Chester Zoo's role in 'one of the biggest success stories in conservation'
By Dherran Titherington 7th Feb 2026
Chester conservationists have saved a button-sized snail, once thought to be extinct, after successfully breeding and releasing more than 100,000 into the wild.
The greater Bermuda snail was believed to be lost forever until a small surviving population was rediscovered in an alleyway in Bermuda's capital, Hamilton, a decade ago.
Now, following an international effort, the species has been confirmed as safe and secure - a moment conservation experts describe as "once in a career."
"It's every conservationist's dream to help save a whole species – and that's exactly what we've done," said Tamas Papp, invertebrates assistant team manager at Chester Zoo.
"This is one of the biggest success stories in conservation.
"This scientific confirmation that we've saved them is testament to the role zoos can play in preventing extinction, and in the power of collaboration, and is something everyone involved will carry in their heart."
The landmark success has been achieved through a partnership between the government of Bermuda, a conservation researcher from the Canada-based organisation Biolinx Environmental Research and Chester Zoo, where thousands of snails were carefully bred before being returned to Bermuda.
Six colonies of the released snails have successfully established in Bermuda, an archipelago situated in the north Atlantic Ocean, six hundred miles from the nearest mainland.
To boost population numbers, an expert group of scientists and keepers at Chester Zoo were entrusted with several of the snails in hope they could be bred off-site and returned to the wild.
Gerardo Garcia, animal and plant director at Chester Zoo, was among the team that bred the snails in specially designed pods at the zoo and painstakingly released them in protected woodland habitats.
He said: "The fact the snails are firmly established in six areas is massive.
"These were not the only sites chosen for the introductions, but they are the ones where the colonies are growing and expanding in range.
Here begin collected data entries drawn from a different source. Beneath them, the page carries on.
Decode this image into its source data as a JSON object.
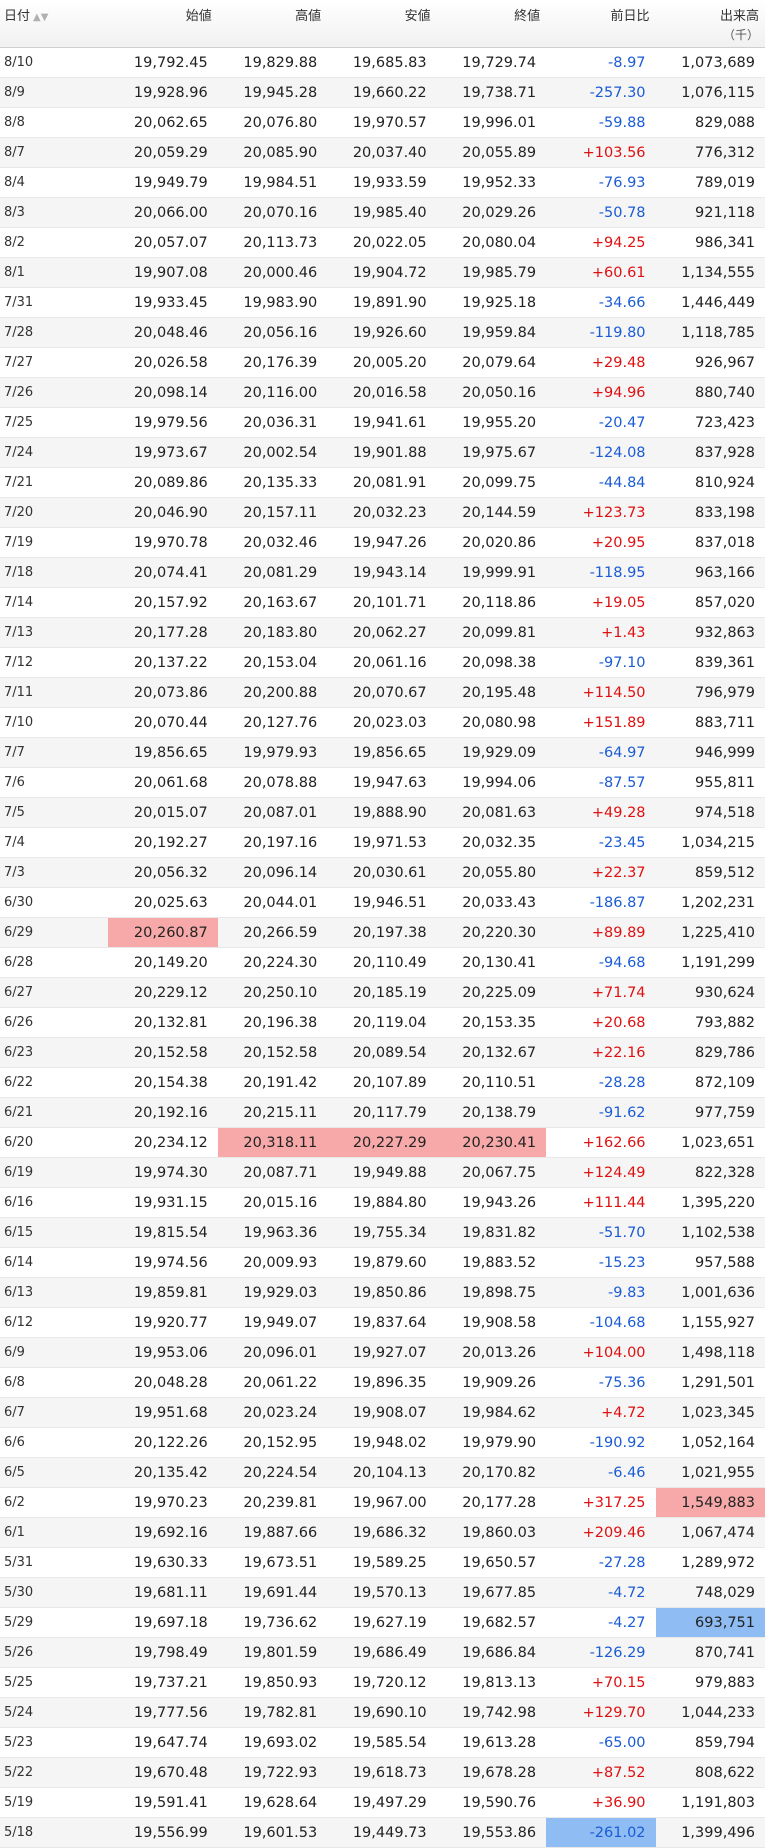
{
  "colors": {
    "positive": "#e01010",
    "negative": "#1a5bd6",
    "high_highlight": "#f7a9a9",
    "low_highlight": "#8fbcf3"
  },
  "header": {
    "date": "日付",
    "open": "始値",
    "high": "高値",
    "low": "安値",
    "close": "終値",
    "change": "前日比",
    "volume": "出来高",
    "volume_unit": "（千）",
    "sort_icons": "▲▼"
  },
  "rows": [
    {
      "date": "8/10",
      "open": "19,792.45",
      "high": "19,829.88",
      "low": "19,685.83",
      "close": "19,729.74",
      "change": "-8.97",
      "volume": "1,073,689"
    },
    {
      "date": "8/9",
      "open": "19,928.96",
      "high": "19,945.28",
      "low": "19,660.22",
      "close": "19,738.71",
      "change": "-257.30",
      "volume": "1,076,115"
    },
    {
      "date": "8/8",
      "open": "20,062.65",
      "high": "20,076.80",
      "low": "19,970.57",
      "close": "19,996.01",
      "change": "-59.88",
      "volume": "829,088"
    },
    {
      "date": "8/7",
      "open": "20,059.29",
      "high": "20,085.90",
      "low": "20,037.40",
      "close": "20,055.89",
      "change": "+103.56",
      "volume": "776,312"
    },
    {
      "date": "8/4",
      "open": "19,949.79",
      "high": "19,984.51",
      "low": "19,933.59",
      "close": "19,952.33",
      "change": "-76.93",
      "volume": "789,019"
    },
    {
      "date": "8/3",
      "open": "20,066.00",
      "high": "20,070.16",
      "low": "19,985.40",
      "close": "20,029.26",
      "change": "-50.78",
      "volume": "921,118"
    },
    {
      "date": "8/2",
      "open": "20,057.07",
      "high": "20,113.73",
      "low": "20,022.05",
      "close": "20,080.04",
      "change": "+94.25",
      "volume": "986,341"
    },
    {
      "date": "8/1",
      "open": "19,907.08",
      "high": "20,000.46",
      "low": "19,904.72",
      "close": "19,985.79",
      "change": "+60.61",
      "volume": "1,134,555"
    },
    {
      "date": "7/31",
      "open": "19,933.45",
      "high": "19,983.90",
      "low": "19,891.90",
      "close": "19,925.18",
      "change": "-34.66",
      "volume": "1,446,449"
    },
    {
      "date": "7/28",
      "open": "20,048.46",
      "high": "20,056.16",
      "low": "19,926.60",
      "close": "19,959.84",
      "change": "-119.80",
      "volume": "1,118,785"
    },
    {
      "date": "7/27",
      "open": "20,026.58",
      "high": "20,176.39",
      "low": "20,005.20",
      "close": "20,079.64",
      "change": "+29.48",
      "volume": "926,967"
    },
    {
      "date": "7/26",
      "open": "20,098.14",
      "high": "20,116.00",
      "low": "20,016.58",
      "close": "20,050.16",
      "change": "+94.96",
      "volume": "880,740"
    },
    {
      "date": "7/25",
      "open": "19,979.56",
      "high": "20,036.31",
      "low": "19,941.61",
      "close": "19,955.20",
      "change": "-20.47",
      "volume": "723,423"
    },
    {
      "date": "7/24",
      "open": "19,973.67",
      "high": "20,002.54",
      "low": "19,901.88",
      "close": "19,975.67",
      "change": "-124.08",
      "volume": "837,928"
    },
    {
      "date": "7/21",
      "open": "20,089.86",
      "high": "20,135.33",
      "low": "20,081.91",
      "close": "20,099.75",
      "change": "-44.84",
      "volume": "810,924"
    },
    {
      "date": "7/20",
      "open": "20,046.90",
      "high": "20,157.11",
      "low": "20,032.23",
      "close": "20,144.59",
      "change": "+123.73",
      "volume": "833,198"
    },
    {
      "date": "7/19",
      "open": "19,970.78",
      "high": "20,032.46",
      "low": "19,947.26",
      "close": "20,020.86",
      "change": "+20.95",
      "volume": "837,018"
    },
    {
      "date": "7/18",
      "open": "20,074.41",
      "high": "20,081.29",
      "low": "19,943.14",
      "close": "19,999.91",
      "change": "-118.95",
      "volume": "963,166"
    },
    {
      "date": "7/14",
      "open": "20,157.92",
      "high": "20,163.67",
      "low": "20,101.71",
      "close": "20,118.86",
      "change": "+19.05",
      "volume": "857,020"
    },
    {
      "date": "7/13",
      "open": "20,177.28",
      "high": "20,183.80",
      "low": "20,062.27",
      "close": "20,099.81",
      "change": "+1.43",
      "volume": "932,863"
    },
    {
      "date": "7/12",
      "open": "20,137.22",
      "high": "20,153.04",
      "low": "20,061.16",
      "close": "20,098.38",
      "change": "-97.10",
      "volume": "839,361"
    },
    {
      "date": "7/11",
      "open": "20,073.86",
      "high": "20,200.88",
      "low": "20,070.67",
      "close": "20,195.48",
      "change": "+114.50",
      "volume": "796,979"
    },
    {
      "date": "7/10",
      "open": "20,070.44",
      "high": "20,127.76",
      "low": "20,023.03",
      "close": "20,080.98",
      "change": "+151.89",
      "volume": "883,711"
    },
    {
      "date": "7/7",
      "open": "19,856.65",
      "high": "19,979.93",
      "low": "19,856.65",
      "close": "19,929.09",
      "change": "-64.97",
      "volume": "946,999"
    },
    {
      "date": "7/6",
      "open": "20,061.68",
      "high": "20,078.88",
      "low": "19,947.63",
      "close": "19,994.06",
      "change": "-87.57",
      "volume": "955,811"
    },
    {
      "date": "7/5",
      "open": "20,015.07",
      "high": "20,087.01",
      "low": "19,888.90",
      "close": "20,081.63",
      "change": "+49.28",
      "volume": "974,518"
    },
    {
      "date": "7/4",
      "open": "20,192.27",
      "high": "20,197.16",
      "low": "19,971.53",
      "close": "20,032.35",
      "change": "-23.45",
      "volume": "1,034,215"
    },
    {
      "date": "7/3",
      "open": "20,056.32",
      "high": "20,096.14",
      "low": "20,030.61",
      "close": "20,055.80",
      "change": "+22.37",
      "volume": "859,512"
    },
    {
      "date": "6/30",
      "open": "20,025.63",
      "high": "20,044.01",
      "low": "19,946.51",
      "close": "20,033.43",
      "change": "-186.87",
      "volume": "1,202,231"
    },
    {
      "date": "6/29",
      "open": "20,260.87",
      "high": "20,266.59",
      "low": "20,197.38",
      "close": "20,220.30",
      "change": "+89.89",
      "volume": "1,225,410",
      "hi": [
        "open"
      ]
    },
    {
      "date": "6/28",
      "open": "20,149.20",
      "high": "20,224.30",
      "low": "20,110.49",
      "close": "20,130.41",
      "change": "-94.68",
      "volume": "1,191,299"
    },
    {
      "date": "6/27",
      "open": "20,229.12",
      "high": "20,250.10",
      "low": "20,185.19",
      "close": "20,225.09",
      "change": "+71.74",
      "volume": "930,624"
    },
    {
      "date": "6/26",
      "open": "20,132.81",
      "high": "20,196.38",
      "low": "20,119.04",
      "close": "20,153.35",
      "change": "+20.68",
      "volume": "793,882"
    },
    {
      "date": "6/23",
      "open": "20,152.58",
      "high": "20,152.58",
      "low": "20,089.54",
      "close": "20,132.67",
      "change": "+22.16",
      "volume": "829,786"
    },
    {
      "date": "6/22",
      "open": "20,154.38",
      "high": "20,191.42",
      "low": "20,107.89",
      "close": "20,110.51",
      "change": "-28.28",
      "volume": "872,109"
    },
    {
      "date": "6/21",
      "open": "20,192.16",
      "high": "20,215.11",
      "low": "20,117.79",
      "close": "20,138.79",
      "change": "-91.62",
      "volume": "977,759"
    },
    {
      "date": "6/20",
      "open": "20,234.12",
      "high": "20,318.11",
      "low": "20,227.29",
      "close": "20,230.41",
      "change": "+162.66",
      "volume": "1,023,651",
      "hi": [
        "high",
        "low",
        "close"
      ]
    },
    {
      "date": "6/19",
      "open": "19,974.30",
      "high": "20,087.71",
      "low": "19,949.88",
      "close": "20,067.75",
      "change": "+124.49",
      "volume": "822,328"
    },
    {
      "date": "6/16",
      "open": "19,931.15",
      "high": "20,015.16",
      "low": "19,884.80",
      "close": "19,943.26",
      "change": "+111.44",
      "volume": "1,395,220"
    },
    {
      "date": "6/15",
      "open": "19,815.54",
      "high": "19,963.36",
      "low": "19,755.34",
      "close": "19,831.82",
      "change": "-51.70",
      "volume": "1,102,538"
    },
    {
      "date": "6/14",
      "open": "19,974.56",
      "high": "20,009.93",
      "low": "19,879.60",
      "close": "19,883.52",
      "change": "-15.23",
      "volume": "957,588"
    },
    {
      "date": "6/13",
      "open": "19,859.81",
      "high": "19,929.03",
      "low": "19,850.86",
      "close": "19,898.75",
      "change": "-9.83",
      "volume": "1,001,636"
    },
    {
      "date": "6/12",
      "open": "19,920.77",
      "high": "19,949.07",
      "low": "19,837.64",
      "close": "19,908.58",
      "change": "-104.68",
      "volume": "1,155,927"
    },
    {
      "date": "6/9",
      "open": "19,953.06",
      "high": "20,096.01",
      "low": "19,927.07",
      "close": "20,013.26",
      "change": "+104.00",
      "volume": "1,498,118"
    },
    {
      "date": "6/8",
      "open": "20,048.28",
      "high": "20,061.22",
      "low": "19,896.35",
      "close": "19,909.26",
      "change": "-75.36",
      "volume": "1,291,501"
    },
    {
      "date": "6/7",
      "open": "19,951.68",
      "high": "20,023.24",
      "low": "19,908.07",
      "close": "19,984.62",
      "change": "+4.72",
      "volume": "1,023,345"
    },
    {
      "date": "6/6",
      "open": "20,122.26",
      "high": "20,152.95",
      "low": "19,948.02",
      "close": "19,979.90",
      "change": "-190.92",
      "volume": "1,052,164"
    },
    {
      "date": "6/5",
      "open": "20,135.42",
      "high": "20,224.54",
      "low": "20,104.13",
      "close": "20,170.82",
      "change": "-6.46",
      "volume": "1,021,955"
    },
    {
      "date": "6/2",
      "open": "19,970.23",
      "high": "20,239.81",
      "low": "19,967.00",
      "close": "20,177.28",
      "change": "+317.25",
      "volume": "1,549,883",
      "hi": [
        "volume"
      ]
    },
    {
      "date": "6/1",
      "open": "19,692.16",
      "high": "19,887.66",
      "low": "19,686.32",
      "close": "19,860.03",
      "change": "+209.46",
      "volume": "1,067,474"
    },
    {
      "date": "5/31",
      "open": "19,630.33",
      "high": "19,673.51",
      "low": "19,589.25",
      "close": "19,650.57",
      "change": "-27.28",
      "volume": "1,289,972"
    },
    {
      "date": "5/30",
      "open": "19,681.11",
      "high": "19,691.44",
      "low": "19,570.13",
      "close": "19,677.85",
      "change": "-4.72",
      "volume": "748,029"
    },
    {
      "date": "5/29",
      "open": "19,697.18",
      "high": "19,736.62",
      "low": "19,627.19",
      "close": "19,682.57",
      "change": "-4.27",
      "volume": "693,751",
      "lo": [
        "volume"
      ]
    },
    {
      "date": "5/26",
      "open": "19,798.49",
      "high": "19,801.59",
      "low": "19,686.49",
      "close": "19,686.84",
      "change": "-126.29",
      "volume": "870,741"
    },
    {
      "date": "5/25",
      "open": "19,737.21",
      "high": "19,850.93",
      "low": "19,720.12",
      "close": "19,813.13",
      "change": "+70.15",
      "volume": "979,883"
    },
    {
      "date": "5/24",
      "open": "19,777.56",
      "high": "19,782.81",
      "low": "19,690.10",
      "close": "19,742.98",
      "change": "+129.70",
      "volume": "1,044,233"
    },
    {
      "date": "5/23",
      "open": "19,647.74",
      "high": "19,693.02",
      "low": "19,585.54",
      "close": "19,613.28",
      "change": "-65.00",
      "volume": "859,794"
    },
    {
      "date": "5/22",
      "open": "19,670.48",
      "high": "19,722.93",
      "low": "19,618.73",
      "close": "19,678.28",
      "change": "+87.52",
      "volume": "808,622"
    },
    {
      "date": "5/19",
      "open": "19,591.41",
      "high": "19,628.64",
      "low": "19,497.29",
      "close": "19,590.76",
      "change": "+36.90",
      "volume": "1,191,803"
    },
    {
      "date": "5/18",
      "open": "19,556.99",
      "high": "19,601.53",
      "low": "19,449.73",
      "close": "19,553.86",
      "change": "-261.02",
      "volume": "1,399,496",
      "lo": [
        "change"
      ]
    }
  ]
}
That itself is really important information, because not much was known about P. bermudensis."
Keepers adapted existing snail husbandry methods to find the best conditions for P. bermudensis to multiply. Their findings are now part of the first conservation breeding guide for the species.
"They nearly vanished, so being able to say the snails are now safe from extinction is amazing.
"It's an incredibly good feeling to make a huge difference for a species, and something conservationists might get to say only once in their whole career," added Dr Garcia.
Snails are among the least researched animals on the planet, and among the most vulnerable to extinction.
Endemic snails in Bermuda have been affected by habitat loss and climate change, and their decline was accelerated by the introduction of predatory 'wolf snails', and carnivorous flatworms which ate the much smaller native species.
Reintroduction areas were selected and monitored in a process Dr Garcia described as 'like a war game', with expanding populations represented by flags on a map.
The snails' long-term recovery goes hand-in-hand with nature regeneration projects carried out by the Bermuda government.
The success of the P. bermudensis project allows the Chester Zoo team to focus its efforts on a second rare species of snail, the lesser Bermuda land snail (Poecilozonites circumfirmatus).
Ruth Davis OBE, UK Special Representative for Nature, said: "Bringing Greater Bermuda snails back from the brink of extinction is a remarkable achievement.
"This an example of not only brilliant conservation science, but what is possible when we collaborate across borders to restore nature and reverse biodiversity loss."